Ne ki, direndik, boyun eğmedik, ortaklık devletindeki egemenlik haklarımızı canımız-kanımız pahasına koruduk ve self-determinasyon hakkımızı kullanarak ilan ettiğimiz KKTC’de konsolide ettik…

Dolayısı ile Anastasiadis “ %21.5 ile %78.5 eşit olamaz” derken, 1960 Kıbrıs Cumhuriyeti’nin Başkanı olarak konuşuyorsa saçmalamaktadır…

Kanlı Noel saldırıları sonucu işgal ettikleri ve yüzde yüz Rumlardan oluşan bir Rum Devletine dönüştürdükleri haydut devletin Başkanı olarak konuşuyorsa, yine saçmalamaktadır, çünkü o korsan devletin içinde zaten Türk halkı yoktur…

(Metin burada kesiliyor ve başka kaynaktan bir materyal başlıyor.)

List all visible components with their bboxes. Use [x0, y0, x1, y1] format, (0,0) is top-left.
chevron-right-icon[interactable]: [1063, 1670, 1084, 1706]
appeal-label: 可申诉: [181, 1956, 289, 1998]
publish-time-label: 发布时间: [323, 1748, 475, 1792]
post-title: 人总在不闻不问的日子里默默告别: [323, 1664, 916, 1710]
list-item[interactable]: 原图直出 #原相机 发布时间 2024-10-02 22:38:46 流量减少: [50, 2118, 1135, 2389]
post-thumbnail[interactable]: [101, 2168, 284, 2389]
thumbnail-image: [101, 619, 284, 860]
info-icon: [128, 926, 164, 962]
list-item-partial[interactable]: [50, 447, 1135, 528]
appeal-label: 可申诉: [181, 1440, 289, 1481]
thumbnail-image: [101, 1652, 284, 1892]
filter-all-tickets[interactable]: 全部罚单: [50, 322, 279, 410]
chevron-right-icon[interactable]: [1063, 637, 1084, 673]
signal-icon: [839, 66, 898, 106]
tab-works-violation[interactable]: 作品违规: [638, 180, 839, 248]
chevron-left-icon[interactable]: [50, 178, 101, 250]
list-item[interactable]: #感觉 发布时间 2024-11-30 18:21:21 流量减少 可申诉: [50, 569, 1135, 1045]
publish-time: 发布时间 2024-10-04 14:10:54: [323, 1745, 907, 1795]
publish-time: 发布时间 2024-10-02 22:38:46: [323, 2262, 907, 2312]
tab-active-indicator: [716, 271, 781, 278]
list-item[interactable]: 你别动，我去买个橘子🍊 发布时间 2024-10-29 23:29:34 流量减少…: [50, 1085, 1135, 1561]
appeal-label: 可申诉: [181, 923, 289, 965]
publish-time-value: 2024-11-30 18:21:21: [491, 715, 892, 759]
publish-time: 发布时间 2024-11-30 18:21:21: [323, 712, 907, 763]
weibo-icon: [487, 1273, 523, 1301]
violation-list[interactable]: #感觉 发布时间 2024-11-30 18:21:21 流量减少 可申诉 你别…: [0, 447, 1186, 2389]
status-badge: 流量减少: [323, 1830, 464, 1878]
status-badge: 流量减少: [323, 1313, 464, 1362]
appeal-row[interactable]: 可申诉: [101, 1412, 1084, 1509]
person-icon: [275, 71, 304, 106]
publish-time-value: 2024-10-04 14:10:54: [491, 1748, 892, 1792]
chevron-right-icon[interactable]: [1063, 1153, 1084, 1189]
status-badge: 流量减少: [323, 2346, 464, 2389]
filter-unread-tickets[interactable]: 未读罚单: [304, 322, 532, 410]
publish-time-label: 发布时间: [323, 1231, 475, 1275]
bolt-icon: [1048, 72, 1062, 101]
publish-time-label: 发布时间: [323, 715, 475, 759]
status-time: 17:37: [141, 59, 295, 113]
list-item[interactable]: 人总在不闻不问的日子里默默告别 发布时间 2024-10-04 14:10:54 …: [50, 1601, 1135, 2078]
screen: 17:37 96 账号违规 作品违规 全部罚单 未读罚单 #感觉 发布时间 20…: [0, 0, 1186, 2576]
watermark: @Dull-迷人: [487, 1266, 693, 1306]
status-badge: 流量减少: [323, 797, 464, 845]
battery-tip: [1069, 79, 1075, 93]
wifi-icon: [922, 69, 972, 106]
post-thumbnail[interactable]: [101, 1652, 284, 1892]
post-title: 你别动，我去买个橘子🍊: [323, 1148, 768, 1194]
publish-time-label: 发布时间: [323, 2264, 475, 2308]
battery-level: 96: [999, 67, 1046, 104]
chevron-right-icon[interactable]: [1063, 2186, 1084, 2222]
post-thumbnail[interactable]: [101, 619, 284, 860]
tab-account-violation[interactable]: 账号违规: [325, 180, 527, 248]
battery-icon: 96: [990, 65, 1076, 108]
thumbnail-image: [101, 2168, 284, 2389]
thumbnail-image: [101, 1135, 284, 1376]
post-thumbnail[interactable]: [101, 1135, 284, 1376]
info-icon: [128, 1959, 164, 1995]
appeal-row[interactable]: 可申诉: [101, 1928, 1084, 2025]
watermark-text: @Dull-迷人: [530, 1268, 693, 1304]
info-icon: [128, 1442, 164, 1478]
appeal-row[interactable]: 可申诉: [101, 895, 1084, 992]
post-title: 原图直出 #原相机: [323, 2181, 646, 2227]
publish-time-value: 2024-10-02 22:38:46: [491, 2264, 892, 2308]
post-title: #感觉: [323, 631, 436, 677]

Kıbrıs Türk halkı, self-determinasyon hakkına dayanarak kurduğu egemen Kıbrıs Türk Cumhuriyeti’nde yaşamakta ve kendi kendini yönetmektedir…

O nedenledir ki, İKİ EGEMEN-EŞİT DEVLETE DAYALI BİR BARIŞ ANLAŞMASINI savunuyoruz…

EGEMEN-EŞİT devletler arasındaki ilişkiler nüfusa göre belirlenmez…

Nitekim 800 bin kişilik Rum devleti ile 80 milyonluk Almanya AB içinde eşittir…

Anastasiadis, 27 AB ülkesi Başkanı ile dönüşümlü olarak AB dönem başkanı olmaktadır…

Sorun Rumların kendilerini Kıbrıs Cumhuriyeti’nin tek sahibi, bizi de ÜNİTER Rum devletinin bir azınlığı olarak görmesinde yatmaktadır…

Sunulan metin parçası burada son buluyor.